Dave and Polly take the kids to St John's, which (no coincidence, I'm sure) is Oxford's richest college by some way: “Here was a room of their own, with their own bathroom, use of a kitchen...” Their own bathroom? I very much doubt it, even at St John's. Certainly not at Keble, next door to St John's, where I was a student. Six or eight to a bathroom at best (not all at the same time, alas). Get some perspective.
Despite Dave and Polly's best doom-mongering efforts, the kids on the trip show great enthusiasm for going to Oxford. So Dave and Polly leap in: “Did the Brent students know that over half the students at Oxford and Cambridge come from private schools? They had no idea and it shocked them.” Yeah, that's right, Polly, you step in and piddle on their dreams, why don't you. Tell them they've got no chance. It's your way, after all. (Furthermore, that statistic is another gross exaggeration as a correction in The Guardian admitted yesterday.)

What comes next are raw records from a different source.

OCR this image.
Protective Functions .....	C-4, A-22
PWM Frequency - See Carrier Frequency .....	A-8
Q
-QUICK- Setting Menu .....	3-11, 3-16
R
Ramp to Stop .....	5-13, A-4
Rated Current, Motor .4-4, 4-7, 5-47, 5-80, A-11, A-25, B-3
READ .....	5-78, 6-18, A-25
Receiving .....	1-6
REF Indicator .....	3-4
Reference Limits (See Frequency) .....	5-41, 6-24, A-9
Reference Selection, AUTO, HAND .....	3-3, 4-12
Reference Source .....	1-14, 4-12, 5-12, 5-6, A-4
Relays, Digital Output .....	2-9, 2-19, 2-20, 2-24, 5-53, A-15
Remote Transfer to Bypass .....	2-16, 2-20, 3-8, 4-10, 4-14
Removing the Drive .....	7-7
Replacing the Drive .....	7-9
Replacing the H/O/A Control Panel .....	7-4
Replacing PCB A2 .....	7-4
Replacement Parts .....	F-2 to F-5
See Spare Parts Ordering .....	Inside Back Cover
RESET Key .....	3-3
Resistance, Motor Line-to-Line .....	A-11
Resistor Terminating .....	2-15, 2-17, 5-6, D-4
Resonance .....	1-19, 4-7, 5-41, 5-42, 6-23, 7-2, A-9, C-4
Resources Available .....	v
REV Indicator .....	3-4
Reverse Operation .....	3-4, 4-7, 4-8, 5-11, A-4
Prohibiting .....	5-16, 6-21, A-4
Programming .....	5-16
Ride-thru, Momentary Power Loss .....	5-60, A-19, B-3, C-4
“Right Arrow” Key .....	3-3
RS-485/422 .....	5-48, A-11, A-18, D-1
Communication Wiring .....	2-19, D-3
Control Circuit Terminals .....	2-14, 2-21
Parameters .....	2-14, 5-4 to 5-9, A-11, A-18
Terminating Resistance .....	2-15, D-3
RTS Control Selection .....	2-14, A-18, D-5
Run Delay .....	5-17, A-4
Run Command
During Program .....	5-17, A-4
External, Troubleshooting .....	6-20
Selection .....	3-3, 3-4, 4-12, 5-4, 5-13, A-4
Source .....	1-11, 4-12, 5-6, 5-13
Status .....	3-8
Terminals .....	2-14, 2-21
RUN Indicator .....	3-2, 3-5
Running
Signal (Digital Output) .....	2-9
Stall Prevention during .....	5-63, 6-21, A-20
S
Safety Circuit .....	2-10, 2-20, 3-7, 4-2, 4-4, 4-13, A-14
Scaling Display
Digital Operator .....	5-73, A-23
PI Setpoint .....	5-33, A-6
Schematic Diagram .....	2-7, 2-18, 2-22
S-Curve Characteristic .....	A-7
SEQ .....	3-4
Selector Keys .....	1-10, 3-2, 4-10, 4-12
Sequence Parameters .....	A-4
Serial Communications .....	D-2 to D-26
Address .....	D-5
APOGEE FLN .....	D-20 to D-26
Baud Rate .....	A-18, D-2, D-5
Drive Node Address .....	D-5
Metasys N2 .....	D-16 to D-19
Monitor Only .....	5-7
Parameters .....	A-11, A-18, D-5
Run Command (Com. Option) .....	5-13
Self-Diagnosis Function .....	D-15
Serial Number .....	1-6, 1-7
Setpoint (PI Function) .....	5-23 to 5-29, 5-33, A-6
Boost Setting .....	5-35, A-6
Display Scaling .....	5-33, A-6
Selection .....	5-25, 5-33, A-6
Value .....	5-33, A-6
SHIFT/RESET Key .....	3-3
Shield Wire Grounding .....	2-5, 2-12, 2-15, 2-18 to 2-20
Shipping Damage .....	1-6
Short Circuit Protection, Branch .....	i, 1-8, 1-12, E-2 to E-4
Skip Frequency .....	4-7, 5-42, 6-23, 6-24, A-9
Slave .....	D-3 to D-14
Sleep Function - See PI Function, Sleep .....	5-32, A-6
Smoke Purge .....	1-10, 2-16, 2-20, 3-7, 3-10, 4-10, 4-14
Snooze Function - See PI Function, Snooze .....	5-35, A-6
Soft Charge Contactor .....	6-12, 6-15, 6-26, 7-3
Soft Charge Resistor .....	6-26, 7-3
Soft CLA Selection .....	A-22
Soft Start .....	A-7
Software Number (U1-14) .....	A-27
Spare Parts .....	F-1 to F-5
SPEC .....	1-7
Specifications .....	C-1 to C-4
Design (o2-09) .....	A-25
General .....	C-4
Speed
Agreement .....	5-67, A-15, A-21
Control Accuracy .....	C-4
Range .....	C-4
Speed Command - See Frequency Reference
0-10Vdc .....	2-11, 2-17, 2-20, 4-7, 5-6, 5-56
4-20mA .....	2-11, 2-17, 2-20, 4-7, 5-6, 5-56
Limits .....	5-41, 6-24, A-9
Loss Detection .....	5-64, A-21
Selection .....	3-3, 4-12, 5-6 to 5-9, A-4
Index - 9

It's not Oxford itself that holds back kids like this, it's sour old Trots like Toynbee.
Polly and Dave go on to contrast, with toe-curling naivety, the “kindly earnestness and bright whiteness” of the Oxford students with “the mostly black Brent kids in urban fashions with sharply razored, sculpted and combed hairstyles”, the prose dripping with that familiar and uniquely Guardian fetishising of black youth that seems to drip with middle-aged female lust for the noble savage. It's positively Victorian.
“Here on display,” wrote Dave and Polly, “was the great fissure in class, race, style, attitude, background...” No, here were children. The fissure is in your minds. In your sad, tawdry imaginations. Part of a world you need to believe in to believe you have any value left as commentators.
PS. Polly doesn't actually say Let's All Hate Rich People, but that's what her arguments lead to - an envy of and hatred for people who have made money. Read the blurb for her book on Amazon. She is the absolute antithesis of the famous Lincoln quote 'you don't make the poor rich by making the rich poor'. In Pollyworld we should all know our place and have ambition driven out of us. We should all conform to a statist norm. It's reading extracts from books like hers that make me realise why I am politically motivated. And one of my main motivations is to stop people like Polly Toynbee dominating the political agenda.
I've enjoyed a few jousts with Polly in my time, and most of you will be relieved to hear that I can think of nothing I have ever agreed with her about. Personally I like her. But I know that the very mention of her name is like a red rag to a bull on many blogs. I give fair warning that I will not allow abusive comments through.